I’m at work now and don’t have the article at hand, but it did say something about this, to the effect that in the mouse-bringing scenario, the cat is Mommy and you are the kitten who needs to be provided for and taught to hunt (hence the occasional half-dead mouse).

When I was a kid and we had outdoor cats who brought home prey, I used to look on it as a sort of “it’s the thought that counts” present. By those standards, getting a whole dead mouse is much nicer than being presented with just the head–which seems to me rather like someone giving you a box of chocolates with all the good ones already eaten.

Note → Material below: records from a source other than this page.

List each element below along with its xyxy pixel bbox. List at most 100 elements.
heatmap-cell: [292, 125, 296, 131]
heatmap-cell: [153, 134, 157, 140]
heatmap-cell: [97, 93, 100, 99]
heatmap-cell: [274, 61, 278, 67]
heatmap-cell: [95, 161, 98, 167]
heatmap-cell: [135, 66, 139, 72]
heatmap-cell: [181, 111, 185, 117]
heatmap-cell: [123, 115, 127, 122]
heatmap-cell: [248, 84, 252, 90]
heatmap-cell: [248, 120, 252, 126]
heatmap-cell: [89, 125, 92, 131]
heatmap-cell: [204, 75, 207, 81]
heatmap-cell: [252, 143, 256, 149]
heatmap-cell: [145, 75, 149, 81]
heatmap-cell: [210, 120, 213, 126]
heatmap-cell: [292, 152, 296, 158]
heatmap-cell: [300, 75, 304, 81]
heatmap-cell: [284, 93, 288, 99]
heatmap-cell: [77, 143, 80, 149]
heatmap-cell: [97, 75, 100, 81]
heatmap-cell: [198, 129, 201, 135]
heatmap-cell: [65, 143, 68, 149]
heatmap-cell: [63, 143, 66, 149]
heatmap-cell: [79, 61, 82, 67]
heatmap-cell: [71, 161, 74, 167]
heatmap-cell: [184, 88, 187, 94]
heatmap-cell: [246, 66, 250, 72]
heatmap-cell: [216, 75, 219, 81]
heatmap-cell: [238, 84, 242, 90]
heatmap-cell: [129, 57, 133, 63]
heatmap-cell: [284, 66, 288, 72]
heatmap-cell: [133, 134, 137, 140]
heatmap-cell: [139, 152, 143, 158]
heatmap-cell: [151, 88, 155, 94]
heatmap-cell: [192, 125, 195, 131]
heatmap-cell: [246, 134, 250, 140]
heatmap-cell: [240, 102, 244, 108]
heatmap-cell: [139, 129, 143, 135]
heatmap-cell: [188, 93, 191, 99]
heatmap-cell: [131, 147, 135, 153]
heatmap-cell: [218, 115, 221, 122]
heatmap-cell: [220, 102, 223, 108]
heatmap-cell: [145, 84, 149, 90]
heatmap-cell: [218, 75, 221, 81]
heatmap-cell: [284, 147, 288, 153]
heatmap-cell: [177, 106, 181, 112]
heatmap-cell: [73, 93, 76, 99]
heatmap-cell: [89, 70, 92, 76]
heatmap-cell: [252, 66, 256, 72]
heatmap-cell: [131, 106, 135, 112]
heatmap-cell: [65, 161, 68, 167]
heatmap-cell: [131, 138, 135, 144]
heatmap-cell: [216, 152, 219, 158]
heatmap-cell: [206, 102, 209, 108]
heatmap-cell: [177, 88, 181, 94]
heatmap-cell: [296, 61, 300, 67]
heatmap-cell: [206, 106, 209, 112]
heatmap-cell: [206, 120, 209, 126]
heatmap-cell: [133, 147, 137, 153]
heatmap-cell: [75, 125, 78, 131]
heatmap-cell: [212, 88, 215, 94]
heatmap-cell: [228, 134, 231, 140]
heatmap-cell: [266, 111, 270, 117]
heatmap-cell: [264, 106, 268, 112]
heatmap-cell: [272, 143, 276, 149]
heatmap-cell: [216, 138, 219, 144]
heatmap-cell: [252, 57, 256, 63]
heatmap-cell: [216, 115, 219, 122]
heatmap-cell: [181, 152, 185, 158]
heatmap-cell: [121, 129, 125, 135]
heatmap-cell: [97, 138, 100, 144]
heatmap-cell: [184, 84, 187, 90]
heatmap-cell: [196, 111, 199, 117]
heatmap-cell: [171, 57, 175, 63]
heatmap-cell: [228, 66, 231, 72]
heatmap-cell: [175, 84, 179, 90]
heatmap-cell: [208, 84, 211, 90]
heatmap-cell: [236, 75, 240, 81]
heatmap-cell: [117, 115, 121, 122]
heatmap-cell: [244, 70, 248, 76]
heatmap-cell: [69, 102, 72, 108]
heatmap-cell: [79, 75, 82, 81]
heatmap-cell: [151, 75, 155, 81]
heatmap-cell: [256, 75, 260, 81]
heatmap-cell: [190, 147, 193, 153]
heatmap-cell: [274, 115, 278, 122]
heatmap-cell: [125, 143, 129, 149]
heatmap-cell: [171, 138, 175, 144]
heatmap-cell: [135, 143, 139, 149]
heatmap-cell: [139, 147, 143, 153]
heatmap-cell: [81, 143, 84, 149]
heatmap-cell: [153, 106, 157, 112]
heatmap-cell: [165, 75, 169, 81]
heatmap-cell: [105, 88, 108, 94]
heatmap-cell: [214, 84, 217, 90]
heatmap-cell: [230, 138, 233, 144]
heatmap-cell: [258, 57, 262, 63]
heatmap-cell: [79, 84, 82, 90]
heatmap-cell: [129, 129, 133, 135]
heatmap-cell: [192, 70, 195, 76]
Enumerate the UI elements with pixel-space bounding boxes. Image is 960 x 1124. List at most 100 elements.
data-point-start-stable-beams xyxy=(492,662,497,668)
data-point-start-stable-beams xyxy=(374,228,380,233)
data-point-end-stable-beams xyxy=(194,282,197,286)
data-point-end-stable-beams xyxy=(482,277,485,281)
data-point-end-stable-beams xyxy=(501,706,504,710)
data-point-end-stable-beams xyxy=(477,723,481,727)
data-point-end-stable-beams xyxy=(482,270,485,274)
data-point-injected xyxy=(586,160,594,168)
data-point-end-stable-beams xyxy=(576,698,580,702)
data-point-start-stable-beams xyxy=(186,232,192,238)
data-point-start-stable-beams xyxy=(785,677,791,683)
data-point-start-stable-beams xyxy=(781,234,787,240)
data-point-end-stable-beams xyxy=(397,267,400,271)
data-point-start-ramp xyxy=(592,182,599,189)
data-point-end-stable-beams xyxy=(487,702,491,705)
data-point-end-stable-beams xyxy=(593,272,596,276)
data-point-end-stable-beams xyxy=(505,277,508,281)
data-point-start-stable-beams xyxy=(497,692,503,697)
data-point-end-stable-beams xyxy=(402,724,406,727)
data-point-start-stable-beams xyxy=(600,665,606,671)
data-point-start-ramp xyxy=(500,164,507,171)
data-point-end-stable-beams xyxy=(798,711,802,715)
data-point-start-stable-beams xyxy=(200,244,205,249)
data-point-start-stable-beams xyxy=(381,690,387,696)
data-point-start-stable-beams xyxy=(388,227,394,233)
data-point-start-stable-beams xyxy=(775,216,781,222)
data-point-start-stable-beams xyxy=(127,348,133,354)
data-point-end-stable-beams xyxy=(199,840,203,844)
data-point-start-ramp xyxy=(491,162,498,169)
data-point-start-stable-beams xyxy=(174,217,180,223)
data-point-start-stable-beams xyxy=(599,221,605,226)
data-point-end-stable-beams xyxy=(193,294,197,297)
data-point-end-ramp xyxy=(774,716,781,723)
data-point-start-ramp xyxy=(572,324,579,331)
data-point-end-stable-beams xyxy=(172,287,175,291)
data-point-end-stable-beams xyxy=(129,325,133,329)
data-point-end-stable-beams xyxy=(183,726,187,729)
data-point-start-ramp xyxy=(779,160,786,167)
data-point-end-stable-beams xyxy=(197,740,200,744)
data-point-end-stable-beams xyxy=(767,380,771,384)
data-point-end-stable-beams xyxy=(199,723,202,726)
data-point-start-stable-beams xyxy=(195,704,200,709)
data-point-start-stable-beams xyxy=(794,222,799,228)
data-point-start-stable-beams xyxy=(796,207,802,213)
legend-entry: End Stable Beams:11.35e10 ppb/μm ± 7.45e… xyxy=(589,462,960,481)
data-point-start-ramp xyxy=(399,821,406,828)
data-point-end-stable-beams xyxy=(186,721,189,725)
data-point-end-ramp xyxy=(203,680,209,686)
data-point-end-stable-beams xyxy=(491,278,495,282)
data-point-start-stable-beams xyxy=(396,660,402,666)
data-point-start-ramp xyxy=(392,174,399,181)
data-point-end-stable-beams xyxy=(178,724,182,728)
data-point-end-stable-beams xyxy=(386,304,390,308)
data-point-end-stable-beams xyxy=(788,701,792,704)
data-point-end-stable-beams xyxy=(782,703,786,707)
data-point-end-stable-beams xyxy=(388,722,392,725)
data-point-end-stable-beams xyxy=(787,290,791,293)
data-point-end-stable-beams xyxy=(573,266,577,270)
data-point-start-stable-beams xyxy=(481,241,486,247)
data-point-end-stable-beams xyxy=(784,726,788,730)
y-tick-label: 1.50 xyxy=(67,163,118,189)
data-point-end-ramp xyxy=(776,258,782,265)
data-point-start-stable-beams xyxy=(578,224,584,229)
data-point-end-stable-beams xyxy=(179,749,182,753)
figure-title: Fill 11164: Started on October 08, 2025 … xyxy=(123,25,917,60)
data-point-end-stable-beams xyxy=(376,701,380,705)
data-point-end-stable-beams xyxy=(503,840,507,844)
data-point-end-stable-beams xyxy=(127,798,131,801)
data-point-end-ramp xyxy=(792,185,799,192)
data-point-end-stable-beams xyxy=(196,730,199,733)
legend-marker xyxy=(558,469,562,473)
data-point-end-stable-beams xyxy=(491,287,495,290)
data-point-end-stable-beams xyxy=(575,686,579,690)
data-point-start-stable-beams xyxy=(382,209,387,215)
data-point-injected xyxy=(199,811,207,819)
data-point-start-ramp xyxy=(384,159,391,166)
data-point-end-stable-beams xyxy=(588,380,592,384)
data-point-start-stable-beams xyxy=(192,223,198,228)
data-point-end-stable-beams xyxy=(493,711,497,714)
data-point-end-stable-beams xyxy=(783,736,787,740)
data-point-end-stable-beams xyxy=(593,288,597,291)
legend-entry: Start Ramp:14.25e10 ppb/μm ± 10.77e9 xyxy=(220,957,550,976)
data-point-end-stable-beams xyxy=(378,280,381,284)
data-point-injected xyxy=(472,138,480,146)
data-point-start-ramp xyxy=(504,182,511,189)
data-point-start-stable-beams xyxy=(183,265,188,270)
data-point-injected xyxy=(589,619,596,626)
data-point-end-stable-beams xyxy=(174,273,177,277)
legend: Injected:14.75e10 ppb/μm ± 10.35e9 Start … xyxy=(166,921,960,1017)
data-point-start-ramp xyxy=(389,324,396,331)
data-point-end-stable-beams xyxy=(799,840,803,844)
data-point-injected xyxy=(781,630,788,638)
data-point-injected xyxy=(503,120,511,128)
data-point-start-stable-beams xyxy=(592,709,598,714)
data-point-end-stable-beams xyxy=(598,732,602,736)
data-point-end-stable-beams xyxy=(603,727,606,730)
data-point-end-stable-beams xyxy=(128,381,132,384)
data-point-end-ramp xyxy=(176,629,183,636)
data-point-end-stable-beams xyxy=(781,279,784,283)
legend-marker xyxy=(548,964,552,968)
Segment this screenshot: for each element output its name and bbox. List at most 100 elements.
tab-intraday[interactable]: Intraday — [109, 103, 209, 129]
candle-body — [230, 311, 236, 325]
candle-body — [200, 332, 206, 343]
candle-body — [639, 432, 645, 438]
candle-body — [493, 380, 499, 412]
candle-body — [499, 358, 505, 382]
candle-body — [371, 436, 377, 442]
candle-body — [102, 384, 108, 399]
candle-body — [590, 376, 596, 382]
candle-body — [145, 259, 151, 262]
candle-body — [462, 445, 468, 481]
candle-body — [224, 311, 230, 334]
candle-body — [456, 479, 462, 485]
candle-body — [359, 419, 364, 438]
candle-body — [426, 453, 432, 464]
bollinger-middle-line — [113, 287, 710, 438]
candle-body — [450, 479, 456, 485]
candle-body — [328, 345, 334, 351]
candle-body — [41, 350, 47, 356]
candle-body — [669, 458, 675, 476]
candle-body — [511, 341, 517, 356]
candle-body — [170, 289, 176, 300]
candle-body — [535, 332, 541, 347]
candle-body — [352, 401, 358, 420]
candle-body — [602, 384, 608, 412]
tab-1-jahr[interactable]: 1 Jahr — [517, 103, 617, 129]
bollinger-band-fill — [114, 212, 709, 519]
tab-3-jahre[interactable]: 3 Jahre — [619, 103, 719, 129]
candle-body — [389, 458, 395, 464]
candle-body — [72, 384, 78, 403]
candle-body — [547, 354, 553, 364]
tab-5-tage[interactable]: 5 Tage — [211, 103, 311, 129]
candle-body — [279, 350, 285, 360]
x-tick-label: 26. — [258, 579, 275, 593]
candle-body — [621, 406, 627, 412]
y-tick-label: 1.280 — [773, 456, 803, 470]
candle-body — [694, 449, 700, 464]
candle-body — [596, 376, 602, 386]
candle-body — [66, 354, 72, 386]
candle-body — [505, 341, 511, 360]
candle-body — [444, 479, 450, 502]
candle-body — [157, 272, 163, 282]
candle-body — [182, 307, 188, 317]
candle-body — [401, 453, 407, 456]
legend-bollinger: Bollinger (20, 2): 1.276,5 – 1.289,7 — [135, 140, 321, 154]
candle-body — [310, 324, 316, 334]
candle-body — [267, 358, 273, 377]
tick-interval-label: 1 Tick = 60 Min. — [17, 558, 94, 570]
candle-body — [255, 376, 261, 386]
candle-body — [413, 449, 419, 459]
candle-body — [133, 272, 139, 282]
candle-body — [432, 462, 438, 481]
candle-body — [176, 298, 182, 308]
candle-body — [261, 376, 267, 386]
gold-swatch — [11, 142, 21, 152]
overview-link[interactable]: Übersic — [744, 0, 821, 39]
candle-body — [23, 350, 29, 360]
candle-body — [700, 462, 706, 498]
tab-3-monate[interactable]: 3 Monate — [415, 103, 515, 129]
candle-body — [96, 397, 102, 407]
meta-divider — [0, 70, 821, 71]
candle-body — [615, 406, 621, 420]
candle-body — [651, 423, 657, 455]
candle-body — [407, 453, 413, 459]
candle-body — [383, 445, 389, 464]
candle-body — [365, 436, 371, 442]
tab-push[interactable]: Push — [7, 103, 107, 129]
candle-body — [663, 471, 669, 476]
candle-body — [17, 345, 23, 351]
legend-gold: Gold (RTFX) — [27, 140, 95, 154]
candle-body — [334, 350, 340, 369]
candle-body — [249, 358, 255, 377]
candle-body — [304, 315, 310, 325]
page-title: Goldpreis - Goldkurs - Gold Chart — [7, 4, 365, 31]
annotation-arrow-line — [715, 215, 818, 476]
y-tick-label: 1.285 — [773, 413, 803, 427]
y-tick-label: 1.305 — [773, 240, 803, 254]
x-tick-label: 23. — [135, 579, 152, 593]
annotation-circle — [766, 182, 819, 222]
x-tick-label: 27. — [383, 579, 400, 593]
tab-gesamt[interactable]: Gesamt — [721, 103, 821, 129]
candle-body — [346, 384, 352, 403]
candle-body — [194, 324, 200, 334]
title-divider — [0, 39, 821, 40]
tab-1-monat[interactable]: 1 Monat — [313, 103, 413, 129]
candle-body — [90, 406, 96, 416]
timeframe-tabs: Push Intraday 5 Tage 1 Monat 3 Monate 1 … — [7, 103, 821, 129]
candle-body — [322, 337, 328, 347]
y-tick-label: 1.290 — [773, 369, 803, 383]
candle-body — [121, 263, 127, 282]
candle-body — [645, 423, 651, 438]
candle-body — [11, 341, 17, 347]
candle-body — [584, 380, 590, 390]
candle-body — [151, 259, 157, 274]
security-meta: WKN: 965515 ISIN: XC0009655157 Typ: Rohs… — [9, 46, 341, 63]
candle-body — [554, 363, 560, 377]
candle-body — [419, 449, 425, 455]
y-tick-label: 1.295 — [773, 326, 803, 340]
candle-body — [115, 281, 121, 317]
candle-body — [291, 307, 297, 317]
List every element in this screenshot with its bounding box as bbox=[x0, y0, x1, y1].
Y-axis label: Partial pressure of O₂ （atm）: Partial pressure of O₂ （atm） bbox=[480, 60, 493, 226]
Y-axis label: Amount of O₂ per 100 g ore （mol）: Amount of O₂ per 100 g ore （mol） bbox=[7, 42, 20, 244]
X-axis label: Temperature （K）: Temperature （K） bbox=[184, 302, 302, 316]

Speaking of cats settle this debate for me

When you get a female cat fixed does she or dosent she still go into heat and desire to mate ?

I’ve had people tell me yes and no to both …

this is added becuase i didnt have the e-mail notification box checked

I always thought the mouse thing was all about pride.

Look what I caught! All by myself too!

My wife had a tomcat, Tigger, when we met… and he brought home stuff all the time. Plainly, he was not trying to provide for us, partly because he had never been a mama cat, but partly because he never brought us a whole critter.

I think he was showing off. I learned to be very careful about going out on the porch early of a Sunday morning to get the newspaper; stepping into a pile of cold wet bird guts while half asleep is NOT recommended.

…but he’d arrange the bird guts with the head above them, and one wing to either side, and the feet below the guts. In short, he’d reassemble the parts of the bird he hadn’t actually eaten. Whether it was an offering… or a trophy to impress the humans… I leave as a question for my fellow Dopers.

On a related note, my ginger cat, Bunny, once caught a bird durn near as big as she was. She killed it, washed it carefully… and left it, intact, on the little throw rug on my side of the bed. Hell of a surprise when I woke up.

We also used to find dead voles in the hallway from time to time, but I suspect those weren’t offerings so much as they were toys that were abandoned when they quit moving…

nightshadea, a female cat who has been spayed should not go into heat. If she does, it is a sign that the ovaries were not fully removed (very rare), and she should be taken to the vet immediately.

I’ve had cats since I was a kid, and what fascinates me is their behavior ‘cycles’, including ‘affectionate’ behavior and random behavior. For instance, the cat comes in at night, I hear him eating, then he jumps on my bed and goes to sleep. Does that every night without fail for a month. Then one night I hear him eating, he finishes, I’m waiting for that pounce on the bed, and it never comes. He has fallen asleep on a chair in the living room. For the next month, he hits that same chair every night. Then it switches to a corner of the living room. Then suddenly, for no apparent reason, he’s back on the bed for a month. Same goes for the morning routine - every day for a month he joins me in the bathroom and drinks out of the sink. If I don’t turn the faucet on, he meows plaintively like he’s going to die of thirst. Then suddenly one day he doesn’t come into the bathroom. I won’t see him in the bathroom again for months, until I barely remember him doing it. Then, as quickly as it stopped, it starts again. Not once in a while, but every day without fail for the next month. What is that?